Shamir's secret sharing after a change

Question

I cannot understand what and why would happen after a change occurs in Shamir's secret sharing. I will try to explain my problem with an example and would appreciate if you could explain and demonstrate mathematically so I can learn and understand better.

Assume, for simplicity sake, we have three leveling groups: A,B,C, and that in order to recover a secret S there's a need of:

• 2 users from A

OR

• 1 user from A and 3 from B and 5 from C

Now, assume that A consists of just 2 participants, and one of them left. his part of the secret, name it X, he shares with the rest of the participants EXCEPT for the other user in A, so that in order to recover X we need 4 participants from B and one participant from C.

Is it even possible to know what each participant hold and how to recover S?

I would really appreciate a mathematical explanation so I can better understand this complicated change, what happens afterwards, what each participant hold and if it is possible to recover S, how to do so?

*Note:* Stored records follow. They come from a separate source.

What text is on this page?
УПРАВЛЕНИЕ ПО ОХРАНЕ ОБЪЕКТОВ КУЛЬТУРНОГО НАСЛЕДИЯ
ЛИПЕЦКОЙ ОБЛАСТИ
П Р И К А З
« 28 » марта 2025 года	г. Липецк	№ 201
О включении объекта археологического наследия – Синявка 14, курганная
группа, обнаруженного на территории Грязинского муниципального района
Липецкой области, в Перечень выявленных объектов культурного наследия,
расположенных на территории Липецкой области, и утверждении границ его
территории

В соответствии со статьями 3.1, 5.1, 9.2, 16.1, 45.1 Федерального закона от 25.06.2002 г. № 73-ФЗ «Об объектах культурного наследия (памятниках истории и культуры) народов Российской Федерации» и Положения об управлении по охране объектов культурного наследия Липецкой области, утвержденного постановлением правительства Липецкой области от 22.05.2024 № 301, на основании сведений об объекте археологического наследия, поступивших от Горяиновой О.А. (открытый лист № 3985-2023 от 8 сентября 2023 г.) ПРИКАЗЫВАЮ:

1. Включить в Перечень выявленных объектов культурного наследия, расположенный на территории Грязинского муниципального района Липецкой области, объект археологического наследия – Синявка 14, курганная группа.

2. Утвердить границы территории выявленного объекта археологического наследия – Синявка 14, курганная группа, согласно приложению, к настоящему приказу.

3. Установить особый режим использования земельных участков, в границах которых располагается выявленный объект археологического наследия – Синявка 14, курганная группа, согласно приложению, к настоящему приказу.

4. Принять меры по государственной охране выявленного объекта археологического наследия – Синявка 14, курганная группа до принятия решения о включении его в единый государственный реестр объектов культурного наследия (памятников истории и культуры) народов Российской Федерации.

Thank you very much for helping me and guiding me in my first steps in learning cryptography. It can be really complicated for beginners.

Answer 1

I think that you are mistaken about Shamir's secret sharing. It splits a secret into an arbitrary number of shares such that a required amount of shares are needed to recover it. But it does not allow, "as is", several leveling groups with distinct thresholds.

In your case, what you need is to:

1. Use a Shamir secret sharing to generate shares $s_1, s_2, \dots$ such that any two yield the secret.

2. give one share to each member of $A$. This allows two arbitrary members of $A$ to recover the secret.

3. Now, generate one more share $s$, and use again a Shamir Secret sharing to split it in two shares $s_B, s_C$ such that both $s_B$ and $s_C$ are required to rebuild $s$.

4. Use again a Shamir secret sharing to split $s_B$ amongst the members of $B$ (such that any 3 of them can rebuild $s_B$)

5. Use again a Shamir secret sharing to split $s_C$ amongst the members of $C$ (such that any 5 of them can rebuild $S_C$).

Now, 5 members of C can rebuild $S_C$ ; 3 members of $B$ can rebuild $s_B$ ; together they can rebuild $s$; with any member of $A$ they can rebuild the original secret.